1974 All-Ireland Under-21 Football Championship

Championship details

All-Ireland Champions
- Winning team: Mayo (2nd win)
- Captain: John Culkin

All-Ireland Finalists
- Losing team: Antrim

Provincial Champions
- Munster: Cork
- Leinster: Dublin
- Ulster: Antrim
- Connacht: Mayo

= 1974 All-Ireland Under-21 Football Championship =

Gaelic football competition

The 1974 All-Ireland Under-21 Football Championship was the 11th staging of the All-Ireland Under-21 Football Championship since its establishment by the Gaelic Athletic Association in 1964.

Kerry entered the championship as defending champions, however, they were defeated by Cork in the Munster final.
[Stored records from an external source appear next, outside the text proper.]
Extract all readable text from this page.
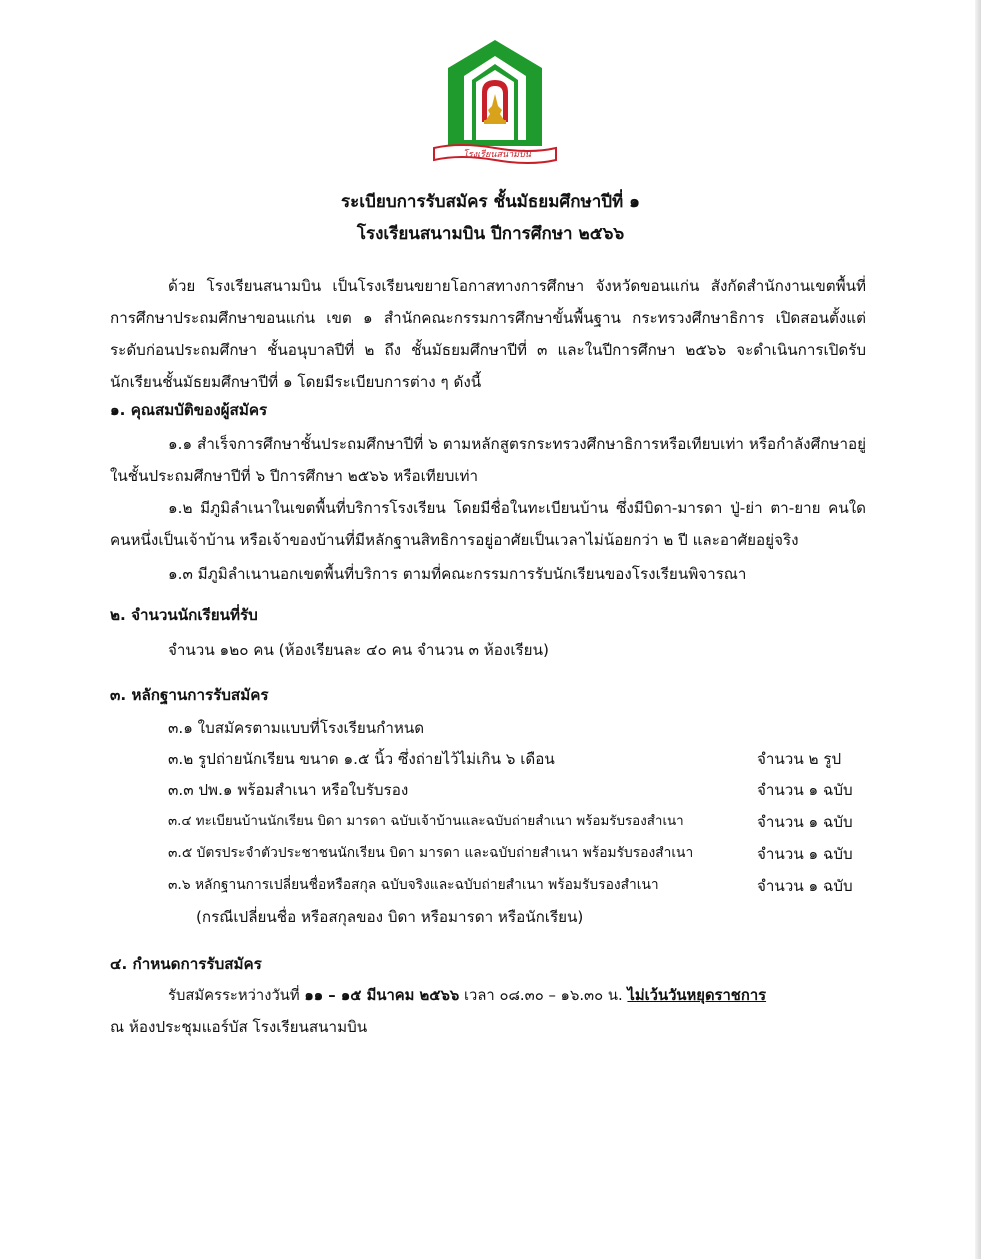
โรงเรียนสนามบิน
ระเบียบการรับสมัคร ชั้นมัธยมศึกษาปีที่ ๑
โรงเรียนสนามบิน ปีการศึกษา ๒๕๖๖

ด้วย โรงเรียนสนามบิน เป็นโรงเรียนขยายโอกาสทางการศึกษา จังหวัดขอนแก่น สังกัดสำนักงานเขตพื้นที่การศึกษาประถมศึกษาขอนแก่น เขต ๑ สำนักคณะกรรมการศึกษาขั้นพื้นฐาน กระทรวงศึกษาธิการ เปิดสอนตั้งแต่ระดับก่อนประถมศึกษา ชั้นอนุบาลปีที่ ๒ ถึง ชั้นมัธยมศึกษาปีที่ ๓ และในปีการศึกษา ๒๕๖๖ จะดำเนินการเปิดรับนักเรียนชั้นมัธยมศึกษาปีที่ ๑ โดยมีระเบียบการต่าง ๆ ดังนี้

๑. คุณสมบัติของผู้สมัคร

๑.๑ สำเร็จการศึกษาชั้นประถมศึกษาปีที่ ๖ ตามหลักสูตรกระทรวงศึกษาธิการหรือเทียบเท่า หรือกำลังศึกษาอยู่ในชั้นประถมศึกษาปีที่ ๖ ปีการศึกษา ๒๕๖๖ หรือเทียบเท่า

๑.๒ มีภูมิลำเนาในเขตพื้นที่บริการโรงเรียน โดยมีชื่อในทะเบียนบ้าน ซึ่งมีบิดา-มารดา ปู่-ย่า ตา-ยาย คนใดคนหนึ่งเป็นเจ้าบ้าน หรือเจ้าของบ้านที่มีหลักฐานสิทธิการอยู่อาศัยเป็นเวลาไม่น้อยกว่า ๒ ปี และอาศัยอยู่จริง

๑.๓ มีภูมิลำเนานอกเขตพื้นที่บริการ ตามที่คณะกรรมการรับนักเรียนของโรงเรียนพิจารณา

๒. จำนวนนักเรียนที่รับ

จำนวน ๑๒๐ คน (ห้องเรียนละ ๔๐ คน จำนวน ๓ ห้องเรียน)

๓. หลักฐานการรับสมัคร

๓.๑ ใบสมัครตามแบบที่โรงเรียนกำหนด

๓.๒ รูปถ่ายนักเรียน ขนาด ๑.๕ นิ้ว ซึ่งถ่ายไว้ไม่เกิน ๖ เดือน	จำนวน ๒ รูป

๓.๓ ปพ.๑ พร้อมสำเนา หรือใบรับรอง	จำนวน ๑ ฉบับ

๓.๔ ทะเบียนบ้านนักเรียน บิดา มารดา ฉบับเจ้าบ้านและฉบับถ่ายสำเนา พร้อมรับรองสำเนา	จำนวน ๑ ฉบับ

๓.๕ บัตรประจำตัวประชาชนนักเรียน บิดา มารดา และฉบับถ่ายสำเนา พร้อมรับรองสำเนา	จำนวน ๑ ฉบับ

๓.๖ หลักฐานการเปลี่ยนชื่อหรือสกุล ฉบับจริงและฉบับถ่ายสำเนา พร้อมรับรองสำเนา	จำนวน ๑ ฉบับ

(กรณีเปลี่ยนชื่อ หรือสกุลของ บิดา หรือมารดา หรือนักเรียน)

๔. กำหนดการรับสมัคร

รับสมัครระหว่างวันที่ ๑๑ – ๑๕ มีนาคม ๒๕๖๖ เวลา ๐๘.๓๐ – ๑๖.๓๐ น. ไม่เว้นวันหยุดราชการ

ณ ห้องประชุมแอร์บัส โรงเรียนสนามบิน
On 29 September 1974, Mayo won the championship following a 2-10 to 2-8 defeat of Antrim in a replay of the All-Ireland final. This was their second All-Ireland title overall and their first in seven championship seasons.

==Results==
===All-Ireland Under-21 Football Championship===

Semi-finals

25 August 1974
Dublin 2-07 - 1-11 Mayo
25 August 1974
Antrim 3-11 - 3-06 Cork

Finals

8 September 1974
Mayo 0-09 - 0-09 Antrim
29 September 1974
Mayo 2-10 - 2-08 Antrim

==Statistics==
===Miscellaneous===

- Dublin win the Leinster title for the first time in their history.
- The All-Ireland final ends in a draw and goes to a replay for the first time.